Axel mengangguk. Aku menuntunnya untuk duduk di kursi dalam kamar mandi. Mandi sendiri bukan hal yang sulit untuk Axel. Aku menunggu di luar selama Axel mandi. Kusiapkan pakaian ganti untuk Axel.
Setelah Axel selesai mandi, Aku kembali masuk ke kamar mandi dan memapahnya keluar. Axel sudah melingkarkan handuk di pinggangnya. Tak lupa aku mengingatkan Axel untuk keluar dari kamar mandi dengan mendahulukan kaki kanan dan melafalkan doa. Axel bisa dengan mudah mengenakan pakaian sendiri. Dia kesulitan mengenakan celana. Aku membantu mengenakan celana dalam juga celana luar yang aku masukkan hati-hati dari ujung kakinya, terutama yang dibalut gips. Sebelumnya aku buka plastik pembungkus kaki Axel yang dibalut gips. Awalnya Aku canggung melakukannya, Axel juga tampak malu-malu mau karena tak terbiasa. Namun lama-lama kami terbiasa. Axel masih tetap mengenakan handuk yang melingkari pinggangnya. Sebelah tangannya bersandar di dinding.

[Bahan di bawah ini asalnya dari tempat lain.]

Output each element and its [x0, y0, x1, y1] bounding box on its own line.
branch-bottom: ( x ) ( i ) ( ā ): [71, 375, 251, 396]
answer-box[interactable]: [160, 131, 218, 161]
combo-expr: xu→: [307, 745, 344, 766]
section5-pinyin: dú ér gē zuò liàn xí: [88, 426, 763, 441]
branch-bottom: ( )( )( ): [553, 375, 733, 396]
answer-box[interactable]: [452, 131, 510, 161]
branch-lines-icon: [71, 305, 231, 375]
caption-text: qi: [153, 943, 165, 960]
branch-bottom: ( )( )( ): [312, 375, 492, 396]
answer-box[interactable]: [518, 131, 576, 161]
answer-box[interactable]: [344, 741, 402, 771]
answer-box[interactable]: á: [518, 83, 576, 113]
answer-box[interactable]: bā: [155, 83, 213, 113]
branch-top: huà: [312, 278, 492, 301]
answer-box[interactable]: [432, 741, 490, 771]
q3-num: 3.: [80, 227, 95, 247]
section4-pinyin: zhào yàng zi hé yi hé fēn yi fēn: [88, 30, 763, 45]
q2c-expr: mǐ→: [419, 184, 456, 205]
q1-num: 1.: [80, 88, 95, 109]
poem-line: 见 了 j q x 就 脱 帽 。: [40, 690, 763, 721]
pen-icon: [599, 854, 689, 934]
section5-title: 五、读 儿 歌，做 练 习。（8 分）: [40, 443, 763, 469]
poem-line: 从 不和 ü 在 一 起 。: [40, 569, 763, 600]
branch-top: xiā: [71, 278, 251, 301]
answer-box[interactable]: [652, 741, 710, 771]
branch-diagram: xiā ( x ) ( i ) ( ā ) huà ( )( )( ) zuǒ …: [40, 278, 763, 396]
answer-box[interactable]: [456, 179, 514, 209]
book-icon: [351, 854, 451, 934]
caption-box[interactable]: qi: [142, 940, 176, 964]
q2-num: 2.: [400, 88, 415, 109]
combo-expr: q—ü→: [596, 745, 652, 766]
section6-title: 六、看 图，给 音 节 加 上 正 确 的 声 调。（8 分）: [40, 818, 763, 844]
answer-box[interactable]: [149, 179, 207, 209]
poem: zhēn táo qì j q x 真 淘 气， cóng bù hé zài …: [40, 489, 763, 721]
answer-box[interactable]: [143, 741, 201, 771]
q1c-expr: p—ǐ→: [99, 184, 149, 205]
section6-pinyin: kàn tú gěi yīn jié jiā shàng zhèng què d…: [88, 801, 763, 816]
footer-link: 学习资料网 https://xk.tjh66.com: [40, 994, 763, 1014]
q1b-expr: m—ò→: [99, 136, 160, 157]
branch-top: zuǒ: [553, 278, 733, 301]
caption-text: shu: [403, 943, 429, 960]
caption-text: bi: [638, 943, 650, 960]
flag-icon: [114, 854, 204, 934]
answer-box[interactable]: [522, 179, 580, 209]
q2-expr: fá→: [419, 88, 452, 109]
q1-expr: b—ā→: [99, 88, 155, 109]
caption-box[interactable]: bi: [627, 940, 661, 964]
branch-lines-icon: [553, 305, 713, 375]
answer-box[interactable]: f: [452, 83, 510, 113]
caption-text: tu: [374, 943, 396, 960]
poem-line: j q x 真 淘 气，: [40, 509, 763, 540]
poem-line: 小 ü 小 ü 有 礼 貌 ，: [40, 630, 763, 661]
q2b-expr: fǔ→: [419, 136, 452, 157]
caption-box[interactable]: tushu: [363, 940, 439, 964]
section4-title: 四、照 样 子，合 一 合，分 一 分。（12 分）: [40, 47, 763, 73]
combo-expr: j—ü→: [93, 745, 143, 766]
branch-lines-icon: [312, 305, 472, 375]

Gerakan tanganku naik ke atas. Biasanya jika sudah melewati lutut dan menuju paha, Axel menghentikannya dan ia akan meneruskan memakainya sendiri. Kali ini diam saja. Kami beradu pandang. Aku mengernyitkan alis.
"Biasanya kalau udah sampai sini, kamu akan memakainya sendiri."
"Kali ini aku pingin Mamah yang makaiin sampai selesai."
Aku tersipu. Jarak kami yang begitu dekat membuatku bertambah gugup. Aku masih saja merasakan debaran kala berdekatan dengannya. Aku menaikkan kembali celana itu ke atas. Wajahku mungkin sudah memerah. Sebelum aku membantu Axel mengenakan celana luar, satu tangan Axel yang bebas menarik pinggangku hingga tubuhku menghimpit tubuhnya. Aku tersentak.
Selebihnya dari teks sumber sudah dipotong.